ベランダの鳩の巣は勝手に撤去NG?法律違反の罠と正しい対処法
朝、洗濯物を干そうとベランダに出た瞬間、エアコン室外機の裏や物置の隙間に小枝が積み重なり、鳩が居座っている光景に息をのむ住居者は少なくありません。都市部のマンションやアパートにおいて、鳩の営巣被害は静かな日常を一変させる深刻なトラブルです。
しかし、慌ててホウキやゴミ袋を持ち出し、その場ですぐに巣を撤去しようとする行為には大きな落とし穴が存在します。日本の法規制や衛生上のリスクを正しく理解しないまま手を出すと、思わぬ法的ペナルティや深刻な健康被害を招く事態になりかねません。
📌 【この記事の重要ポイントまとめ】
- 要点1:鳩の巣の中に「卵」や「ヒナ」がいる場合、無許可で撤去・処分すると鳥獣保護管理法違反となり、1年以下の懲役または100万円以下の罰金が科される可能性がある。
- 要点2:卵を産む前の「小枝のみの巣」であれば自力撤去が可能だが、糞や羽毛にはクリプトコッカス症やオウム病などの病原菌、トリサシダニが潜むため完全防護が必須。
- 要点3:巣立ちまでは約1か月半から2か月を要し、再発防止には剣山や忌避スプレーの併用、および隙間を作らない防鳥ネットの完全施工が不可欠となる。
【法律の罠】卵やヒナの無断撤去は違法?鳥獣保護管理法が定める罰則と境界線
ベランダに作られた鳩の巣を見つけた際、真っ先に確認すべきは「巣の中に卵やヒナが存在するかどうか」という一点です。日本の現行法規において、野生鳥獣の保護と管理は厳格にルール化されています。
環境省が所管する鳥獣保護管理法(鳥獣の保護及び管理並びに狩猟の適正化に関する法律)第8条に基づき、野生の鳥類やその卵を許可なく捕獲・採取・損傷する行為は固く禁じられています。自己所有のマンションや戸建てのベランダであっても例外は認められません。もし卵を割ってしまったり、ヒナをどこかへ移動させたりして巣を撤去した場合、「1年以下の懲役または100万円以下の罰金」という重い刑事罰の対象になります。
一方で、鳩の巣に卵なし(作りかけの枝のみ、または巣立ち完了後)の状態であれば、法律上の許可申請を行わずに自力で撤去することが認められています。
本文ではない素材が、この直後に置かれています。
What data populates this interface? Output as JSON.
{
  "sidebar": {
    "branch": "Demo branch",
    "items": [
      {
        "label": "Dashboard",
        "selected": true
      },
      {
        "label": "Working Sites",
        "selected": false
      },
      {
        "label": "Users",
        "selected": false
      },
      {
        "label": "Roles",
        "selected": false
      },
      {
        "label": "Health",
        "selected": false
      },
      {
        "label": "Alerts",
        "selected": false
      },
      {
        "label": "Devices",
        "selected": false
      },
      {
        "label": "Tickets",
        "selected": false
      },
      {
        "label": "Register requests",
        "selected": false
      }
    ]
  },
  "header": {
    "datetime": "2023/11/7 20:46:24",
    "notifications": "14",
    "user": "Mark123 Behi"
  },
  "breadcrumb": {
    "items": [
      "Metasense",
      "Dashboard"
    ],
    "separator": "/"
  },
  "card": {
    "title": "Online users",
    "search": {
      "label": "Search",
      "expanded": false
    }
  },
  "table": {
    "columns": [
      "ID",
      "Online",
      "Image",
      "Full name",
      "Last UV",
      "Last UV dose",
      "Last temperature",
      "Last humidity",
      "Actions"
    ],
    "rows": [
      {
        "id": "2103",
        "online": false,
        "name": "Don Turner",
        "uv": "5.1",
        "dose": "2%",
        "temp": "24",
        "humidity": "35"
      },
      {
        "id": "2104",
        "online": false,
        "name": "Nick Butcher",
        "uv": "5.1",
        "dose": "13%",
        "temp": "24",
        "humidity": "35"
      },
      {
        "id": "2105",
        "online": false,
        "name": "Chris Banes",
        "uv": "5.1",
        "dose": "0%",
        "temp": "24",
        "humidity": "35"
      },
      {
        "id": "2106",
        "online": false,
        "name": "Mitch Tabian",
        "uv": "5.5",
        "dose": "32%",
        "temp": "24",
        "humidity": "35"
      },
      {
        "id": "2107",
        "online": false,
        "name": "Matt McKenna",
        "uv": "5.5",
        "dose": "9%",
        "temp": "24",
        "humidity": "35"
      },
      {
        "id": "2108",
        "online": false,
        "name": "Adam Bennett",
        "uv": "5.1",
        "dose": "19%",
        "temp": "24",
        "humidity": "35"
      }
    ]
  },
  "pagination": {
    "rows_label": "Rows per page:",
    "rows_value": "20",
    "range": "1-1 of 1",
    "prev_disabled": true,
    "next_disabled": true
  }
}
境界線は極めて明確であり、「命が宿っているか否か」が法的な分水嶺となります。すでに卵が産み落とされている場合は、各自治体の環境窓口や保健福祉センターへ有害鳥獣捕獲の申請手続きを行うか、認可を受けた専門の駆除業者へ委託しなければなりません。

鳩が巣立つまでの期間と習性|放置した場合のリスクと時間軸
「法律違反になるなら、ヒナが巣立つまで待とう」と判断するケースもありますが、そのタイムラインと鳥類の生態リスクを正確に把握しておく必要があります。
鳩の繁殖サイクルは極めて迅速です。親鳥が卵を産んでから孵化するまでの抱卵期間はおよそ14〜18日、その後ヒナが成長して巣立つまでの期間は約30〜35日とされています。つまり、巣作りから巣立ち完了までには合計で約1.5か月〜2か月の歳月を要します。
鳩は非常に強い帰巣本能と執着心を持っており、一度安全に子育てを終えた場所を「最上級の安全地帯」として記憶します。その結果、最初のヒナが巣立った直後に同じ場所で次の産卵を始めるケースが多発し、年に5回〜6回もの繁殖を繰り返す悪循環に陥る現場が後を絶ちません。放置期間が長引くほどベランダ一帯への執着が強まり、後からの追放作業が劇的に難航する傾向にあります。
鳩の糞がもたらす深刻な感染症とダニ被害|見逃せない衛生リスク
鳩被害の本質は、景観の悪化や騒音だけに留まりません。最も警戒すべきは、乾燥した糞や羽毛が空気中を漂うことで引き起こされる深刻な健康被害です。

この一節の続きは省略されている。